[EMAIL PROTECTED] wrote:
>
> EAT, I think this is what you need:
>
> headrule: [
> some [
> thru "=== " copy head to newline (
> append head " (FIRST LEVEL)" append full-contents head
> )
> |
> thru "--- " copy head to newline (
> append head " (SECOND LEVEL)" append full-contents head
> )
> ]
> ]
This is one of the methods I'd tried that parsed only the first level
but not the second. However, during the day I chatted with a
REBOL-savy friend of mine who was rather intrigued at the challenge of
what I was trying to do. He played with it for a bit and came up with
the answer.
The answer is to track series travels with word: and dereference the
location where you want to evaluate some expressions with :word. Seems
a lot of my troubles came from wanting to use 'thru', or 'to' in a way
they couldn't be used, also. Seems to me there might be room to
improve upon the documentation here as well, it's unclear where 'thru'
and 'to' limitations are by reading the docs.
In anycase, here's the solution I ended up with. A modification of
my friend's suggestion. What I wanted to do was evaluate a different
set of expressions depending on which set of characters was found in
a series. Basically, while I love switch, not use switch as it's not
efficient within the parse mechanism.
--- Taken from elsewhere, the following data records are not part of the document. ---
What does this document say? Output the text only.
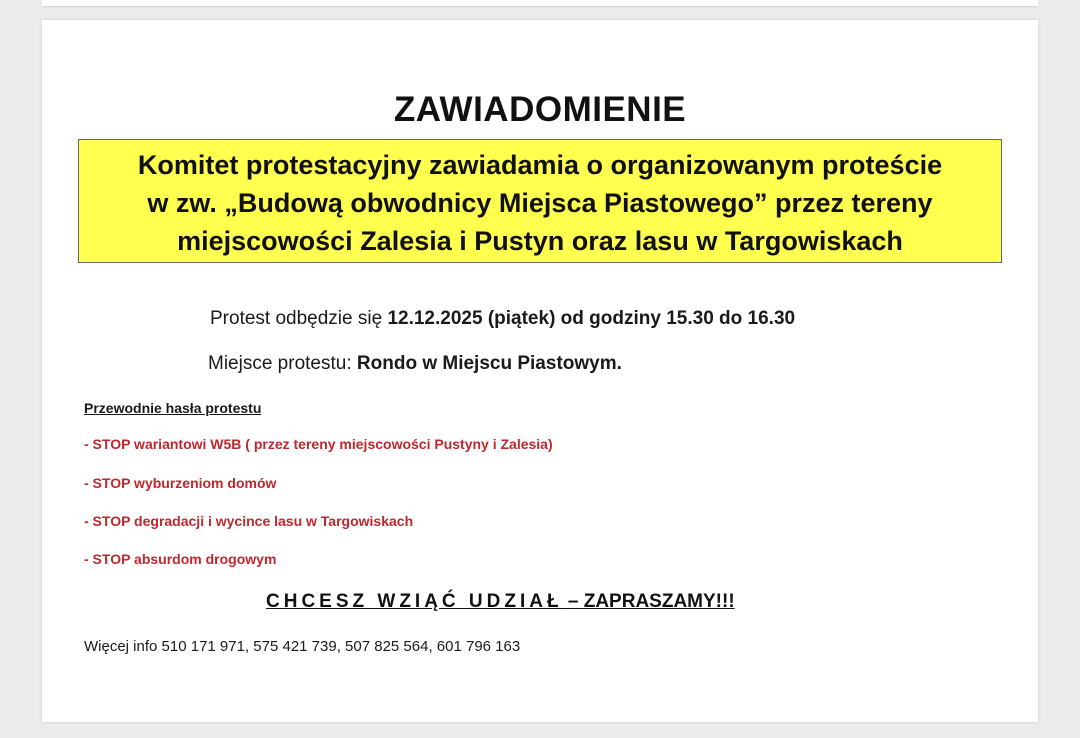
ZAWIADOMIENIE
Komitet protestacyjny zawiadamia o organizowanym proteście
w zw. „Budową obwodnicy Miejsca Piastowego” przez tereny
miejscowości Zalesia i Pustyn oraz lasu w Targowiskach
Protest odbędzie się 12.12.2025 (piątek) od godziny 15.30 do 16.30
Miejsce protestu: Rondo w Miejscu Piastowym.
Przewodnie hasła protestu
- STOP wariantowi W5B ( przez tereny miejscowości Pustyny i Zalesia)
- STOP wyburzeniom domów
- STOP degradacji i wycince lasu w Targowiskach
- STOP absurdom drogowym
CHCESZ WZIĄĆ UDZIAŁ – ZAPRASZAMY!!!
Więcej info 510 171 971, 575 421 739, 507 825 564, 601 796 163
Especially, knowing parse had
the capability, I wanted to use parse's conditional evaluation and try
to stick to the philosophy of REBOL's elegance.
If anyone can think of a way to refine the following, I love
suggestions:
rule: [
mark:
"=== " :mark thru "=== " copy header to newline
(append header " (FIRST LEVEL)"
append full-contents header) |
"--- " :mark thru "--- " copy header to newline
(append header " (SECOND LEVEL)"
append full-contents header) |
thru newline
]
It's worth noting my attempts to put 'thru" just after mark: and
before the target string resulted in errors with append's attempts
to insert header into full-contents... However, by "backing up"
to :mark once a set of character's was located and THEN going 'thru'
the set of characters I had originally sought allowed me to prevent
the sought after set of characters from being included in the copy
to header. This is the most graceful way I could figer out. If
anyone can think of a better way, I'm all eyes.
Meanwhile, I still can't figure out how Carl's example was able
to work as claimed without using the word: :word mechanism. If
anyone has the answer to this mystery, I'd love to see it. Please,
no theories, but the concrete answer to the riddle. Theories lose
me while concrete explainations don't.